2. Für die Freizügigkeit von Arbeitnehmern sind Übergangsfristen vereinbart worden, die je nach Mitgliedsstaat bis zu sieben Jahre in Kraft bleiben können. Die Fristen gelten nicht für Malta und Zypern. Solange die Übergangsfristen gelten, ist die Aufnahme einer unselbständigen Erwerbstätigkeit erst möglich, wenn Ihnen eine
Genehmigung von der Bundesagentur für Arbeit erteilt wurde. Diese Genehmigung
wird befristet als Arbeitserlaubnis-EU erteilt, es sei denn, es besteht ein Anspruch
auf Erteilung einer unbefristeten Arbeitsberechtigung-EU.
Anspruch auf eine Arbeitsberechtigung-EU haben Staatsangehörige der neuen
Beitrittstaaten, wenn sie am 1.Mai 2004 oder später für einen ununterbrochenen Zeitraum von mindestens zwölf Monaten im Bundesgebiet zum Arbeitsmarkt zugelassen waren. Das gilt aber nicht, wenn Sie von Ihrem Arbeitgeber, dessen Firmensitz im Ausland ist, nach Deutschland entsandt wurden.
Ihr Familienangehöriger hat einen Anspruch auf eine Arbeitsberechtigung, wenn Sie selbst die Voraussetzung für die Arbeitsberechtigung erfüllen, das heißt, wenn Sie für einen ununterbrochenen Zeitraum von mindestens zwölf Monaten zum Arbeitsmarkt zugelassen waren. Darüber hinaus muss Ihr Familienangehöriger sich am 1. Mai 2004 rechtmäßig in Deutschland aufgehalten haben. Ist er nach dem 1. Mai 2004 nach Deutschland gezogen, wird ihm die Arbeitsberechtigung erst nach einem Aufenthalt von 18 Monaten erteilt. Unabhängig von der Dauer des Aufenthaltes erhält er die Arbeitsberechtigung jedoch spätestens am 2. Mai 2006.

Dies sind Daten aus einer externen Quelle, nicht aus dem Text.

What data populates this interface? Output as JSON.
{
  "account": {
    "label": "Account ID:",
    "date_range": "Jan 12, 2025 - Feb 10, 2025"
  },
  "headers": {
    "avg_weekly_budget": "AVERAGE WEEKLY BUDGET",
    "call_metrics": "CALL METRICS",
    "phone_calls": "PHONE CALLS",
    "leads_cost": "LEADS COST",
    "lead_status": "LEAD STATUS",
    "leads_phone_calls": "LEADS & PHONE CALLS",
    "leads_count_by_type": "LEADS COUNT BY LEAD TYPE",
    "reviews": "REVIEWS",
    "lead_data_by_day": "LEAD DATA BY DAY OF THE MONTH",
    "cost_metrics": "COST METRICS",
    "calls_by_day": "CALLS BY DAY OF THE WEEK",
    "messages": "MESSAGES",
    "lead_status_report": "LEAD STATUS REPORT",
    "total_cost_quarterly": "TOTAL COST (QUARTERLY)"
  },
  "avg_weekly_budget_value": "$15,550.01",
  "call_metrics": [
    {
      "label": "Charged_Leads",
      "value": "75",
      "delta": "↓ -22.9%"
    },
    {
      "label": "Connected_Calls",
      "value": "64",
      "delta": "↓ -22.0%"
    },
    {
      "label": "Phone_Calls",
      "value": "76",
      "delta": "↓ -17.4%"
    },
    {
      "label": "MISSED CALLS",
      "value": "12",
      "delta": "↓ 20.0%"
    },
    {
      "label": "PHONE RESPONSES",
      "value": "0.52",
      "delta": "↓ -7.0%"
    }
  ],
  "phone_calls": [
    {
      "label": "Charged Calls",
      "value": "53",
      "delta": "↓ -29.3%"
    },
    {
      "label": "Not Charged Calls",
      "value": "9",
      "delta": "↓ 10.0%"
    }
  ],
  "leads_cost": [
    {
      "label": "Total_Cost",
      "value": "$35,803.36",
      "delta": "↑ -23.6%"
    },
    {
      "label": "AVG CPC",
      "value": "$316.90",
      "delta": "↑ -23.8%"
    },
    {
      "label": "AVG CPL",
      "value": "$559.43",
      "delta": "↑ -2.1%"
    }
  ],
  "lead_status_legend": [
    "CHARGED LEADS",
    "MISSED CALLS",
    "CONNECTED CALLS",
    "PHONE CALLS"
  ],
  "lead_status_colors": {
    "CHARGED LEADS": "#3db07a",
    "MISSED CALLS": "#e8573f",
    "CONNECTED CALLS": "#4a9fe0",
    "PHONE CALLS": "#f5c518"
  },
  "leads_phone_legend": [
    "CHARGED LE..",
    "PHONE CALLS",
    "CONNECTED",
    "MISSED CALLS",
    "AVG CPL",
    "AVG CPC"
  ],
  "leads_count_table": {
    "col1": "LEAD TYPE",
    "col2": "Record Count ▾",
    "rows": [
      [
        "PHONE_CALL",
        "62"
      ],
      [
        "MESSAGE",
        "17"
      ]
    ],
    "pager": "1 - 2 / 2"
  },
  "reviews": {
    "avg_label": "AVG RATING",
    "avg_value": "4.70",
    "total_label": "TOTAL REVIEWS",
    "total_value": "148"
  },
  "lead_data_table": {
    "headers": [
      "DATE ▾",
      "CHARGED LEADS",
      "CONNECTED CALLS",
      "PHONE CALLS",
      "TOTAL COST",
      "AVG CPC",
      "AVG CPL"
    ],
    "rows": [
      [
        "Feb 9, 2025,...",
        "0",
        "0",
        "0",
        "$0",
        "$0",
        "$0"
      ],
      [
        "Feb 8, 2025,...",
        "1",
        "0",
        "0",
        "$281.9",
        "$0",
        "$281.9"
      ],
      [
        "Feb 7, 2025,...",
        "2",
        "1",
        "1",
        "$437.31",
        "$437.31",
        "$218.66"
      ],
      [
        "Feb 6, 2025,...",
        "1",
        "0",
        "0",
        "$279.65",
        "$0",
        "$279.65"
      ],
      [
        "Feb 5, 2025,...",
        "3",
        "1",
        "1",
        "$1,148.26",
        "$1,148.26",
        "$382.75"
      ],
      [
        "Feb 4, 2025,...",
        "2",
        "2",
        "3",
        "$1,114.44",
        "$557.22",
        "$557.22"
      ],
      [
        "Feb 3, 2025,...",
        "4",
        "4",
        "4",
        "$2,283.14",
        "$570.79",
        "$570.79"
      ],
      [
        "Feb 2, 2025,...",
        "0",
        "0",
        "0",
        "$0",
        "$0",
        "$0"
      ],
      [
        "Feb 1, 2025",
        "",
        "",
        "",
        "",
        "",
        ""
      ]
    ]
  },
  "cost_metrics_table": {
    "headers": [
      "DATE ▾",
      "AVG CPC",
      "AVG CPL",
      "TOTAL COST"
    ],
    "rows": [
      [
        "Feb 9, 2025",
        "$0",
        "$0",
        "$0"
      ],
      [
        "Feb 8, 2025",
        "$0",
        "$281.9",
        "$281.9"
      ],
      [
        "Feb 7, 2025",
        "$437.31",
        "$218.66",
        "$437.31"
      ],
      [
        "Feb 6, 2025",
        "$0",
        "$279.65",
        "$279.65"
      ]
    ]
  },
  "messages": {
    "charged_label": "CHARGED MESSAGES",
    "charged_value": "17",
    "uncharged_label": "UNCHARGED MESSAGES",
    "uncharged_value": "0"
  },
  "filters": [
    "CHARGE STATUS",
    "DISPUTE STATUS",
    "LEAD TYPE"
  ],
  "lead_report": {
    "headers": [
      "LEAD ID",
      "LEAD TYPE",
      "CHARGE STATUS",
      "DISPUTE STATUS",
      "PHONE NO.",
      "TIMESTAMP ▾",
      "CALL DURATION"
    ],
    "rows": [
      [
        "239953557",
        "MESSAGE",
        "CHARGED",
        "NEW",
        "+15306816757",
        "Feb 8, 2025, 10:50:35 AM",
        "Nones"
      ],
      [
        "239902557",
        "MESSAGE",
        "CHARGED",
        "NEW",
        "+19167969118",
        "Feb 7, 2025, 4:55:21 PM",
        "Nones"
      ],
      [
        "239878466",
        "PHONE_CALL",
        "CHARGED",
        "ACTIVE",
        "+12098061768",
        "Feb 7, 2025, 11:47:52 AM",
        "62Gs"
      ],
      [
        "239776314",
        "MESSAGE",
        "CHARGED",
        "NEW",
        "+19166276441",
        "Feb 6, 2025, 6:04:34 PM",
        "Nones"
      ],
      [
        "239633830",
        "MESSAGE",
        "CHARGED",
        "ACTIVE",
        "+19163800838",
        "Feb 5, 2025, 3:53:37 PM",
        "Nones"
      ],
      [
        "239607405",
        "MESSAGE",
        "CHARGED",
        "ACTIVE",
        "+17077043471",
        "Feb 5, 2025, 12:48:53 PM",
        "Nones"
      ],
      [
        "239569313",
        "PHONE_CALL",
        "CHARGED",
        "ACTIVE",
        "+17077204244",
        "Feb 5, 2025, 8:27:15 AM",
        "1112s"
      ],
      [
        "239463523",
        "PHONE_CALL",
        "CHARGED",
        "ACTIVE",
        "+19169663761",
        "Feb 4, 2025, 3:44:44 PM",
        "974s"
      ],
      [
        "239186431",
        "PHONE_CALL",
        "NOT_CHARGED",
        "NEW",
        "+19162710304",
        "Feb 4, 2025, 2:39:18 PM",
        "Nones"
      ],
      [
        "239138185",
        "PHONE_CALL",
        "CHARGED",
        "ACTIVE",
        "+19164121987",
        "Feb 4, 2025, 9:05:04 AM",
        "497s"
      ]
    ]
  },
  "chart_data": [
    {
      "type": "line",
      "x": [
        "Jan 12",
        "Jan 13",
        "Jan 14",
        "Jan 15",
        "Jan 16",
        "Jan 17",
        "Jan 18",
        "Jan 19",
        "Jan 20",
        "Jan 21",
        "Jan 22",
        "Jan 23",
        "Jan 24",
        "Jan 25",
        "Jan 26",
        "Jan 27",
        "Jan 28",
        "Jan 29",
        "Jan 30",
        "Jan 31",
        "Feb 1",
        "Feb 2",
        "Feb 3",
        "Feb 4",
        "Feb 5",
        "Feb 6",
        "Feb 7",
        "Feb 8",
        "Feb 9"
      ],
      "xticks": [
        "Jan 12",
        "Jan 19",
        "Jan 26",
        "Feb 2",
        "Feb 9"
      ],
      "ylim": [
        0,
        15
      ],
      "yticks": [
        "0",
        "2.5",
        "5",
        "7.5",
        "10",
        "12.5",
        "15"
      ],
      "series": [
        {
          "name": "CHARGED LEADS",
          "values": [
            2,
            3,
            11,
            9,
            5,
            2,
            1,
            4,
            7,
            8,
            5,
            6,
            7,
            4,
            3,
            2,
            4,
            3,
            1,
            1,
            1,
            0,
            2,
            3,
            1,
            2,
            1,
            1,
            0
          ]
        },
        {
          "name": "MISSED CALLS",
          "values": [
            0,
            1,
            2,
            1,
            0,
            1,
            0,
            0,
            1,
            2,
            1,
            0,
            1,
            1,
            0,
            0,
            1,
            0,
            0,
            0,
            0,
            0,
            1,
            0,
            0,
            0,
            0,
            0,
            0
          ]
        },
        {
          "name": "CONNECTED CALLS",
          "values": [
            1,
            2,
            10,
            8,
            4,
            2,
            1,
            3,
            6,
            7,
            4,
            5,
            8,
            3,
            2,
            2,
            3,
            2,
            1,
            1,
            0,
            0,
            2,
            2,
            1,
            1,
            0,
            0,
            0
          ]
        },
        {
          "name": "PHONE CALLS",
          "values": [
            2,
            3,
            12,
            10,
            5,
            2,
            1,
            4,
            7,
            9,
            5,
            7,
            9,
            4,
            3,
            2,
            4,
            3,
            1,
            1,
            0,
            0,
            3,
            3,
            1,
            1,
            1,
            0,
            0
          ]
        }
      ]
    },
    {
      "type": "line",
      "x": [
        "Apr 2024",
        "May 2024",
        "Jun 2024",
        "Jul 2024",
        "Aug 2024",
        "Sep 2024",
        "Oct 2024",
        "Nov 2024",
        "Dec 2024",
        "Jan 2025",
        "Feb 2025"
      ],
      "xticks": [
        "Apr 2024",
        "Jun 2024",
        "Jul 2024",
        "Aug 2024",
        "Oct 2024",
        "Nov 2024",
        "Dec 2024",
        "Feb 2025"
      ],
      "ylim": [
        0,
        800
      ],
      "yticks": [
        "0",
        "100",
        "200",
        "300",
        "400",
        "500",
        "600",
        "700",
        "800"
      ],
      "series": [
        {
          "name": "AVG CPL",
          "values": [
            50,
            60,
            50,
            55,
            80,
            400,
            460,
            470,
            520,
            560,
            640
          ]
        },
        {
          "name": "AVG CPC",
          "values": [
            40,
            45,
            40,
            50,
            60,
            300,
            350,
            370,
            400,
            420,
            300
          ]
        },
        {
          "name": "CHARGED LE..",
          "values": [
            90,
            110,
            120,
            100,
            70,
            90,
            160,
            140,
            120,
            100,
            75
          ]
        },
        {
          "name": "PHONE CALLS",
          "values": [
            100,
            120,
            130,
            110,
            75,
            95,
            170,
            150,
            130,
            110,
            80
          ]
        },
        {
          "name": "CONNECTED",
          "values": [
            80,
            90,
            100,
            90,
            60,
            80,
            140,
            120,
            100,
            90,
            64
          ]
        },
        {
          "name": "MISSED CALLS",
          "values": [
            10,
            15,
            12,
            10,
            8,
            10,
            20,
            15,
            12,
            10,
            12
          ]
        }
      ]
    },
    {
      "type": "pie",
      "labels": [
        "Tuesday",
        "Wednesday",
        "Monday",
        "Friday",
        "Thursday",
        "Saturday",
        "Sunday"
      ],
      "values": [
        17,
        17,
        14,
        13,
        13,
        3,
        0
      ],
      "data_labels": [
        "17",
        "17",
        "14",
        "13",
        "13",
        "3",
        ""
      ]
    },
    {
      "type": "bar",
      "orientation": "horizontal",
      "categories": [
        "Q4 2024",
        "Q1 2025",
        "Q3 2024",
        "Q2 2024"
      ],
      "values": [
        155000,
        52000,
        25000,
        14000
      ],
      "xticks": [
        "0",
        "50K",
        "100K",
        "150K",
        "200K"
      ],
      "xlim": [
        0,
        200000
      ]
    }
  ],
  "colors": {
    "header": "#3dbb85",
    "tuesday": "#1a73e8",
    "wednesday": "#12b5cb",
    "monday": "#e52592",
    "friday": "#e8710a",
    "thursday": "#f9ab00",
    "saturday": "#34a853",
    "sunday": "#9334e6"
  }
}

Familienangehörige im arbeitsgenehmigungsrechtlichen Sinne sind nur Ihr Ehegatte oder Ihr Lebenspartner und Ihre Verwandten in absteigender Linie (Kinder oder Enkel), die noch nicht das 21. Lebensjahr vollendet haben, oder denen Sie Unterhalt gewähren.
Eine Arbeitsberechtigung-EU erlischt, wenn der Inhaber aus einem Grund ausreist, der seiner Natur nach nicht vorübergehend ist.
Auf die Arbeitserlaubnis-EU besteht kein Anspruch; sie kann aber erteilt werden, wenn die Voraussetzungen für eine Zustimmung durch die Bundesagentur für Arbeit vorliegen.
Arbeitnehmer aus den Beitrittsstaaten werden bei der Neuzulassung zur Beschäftigung in Deutschland Drittstaatsangehörigen gegenüber bevorzugt.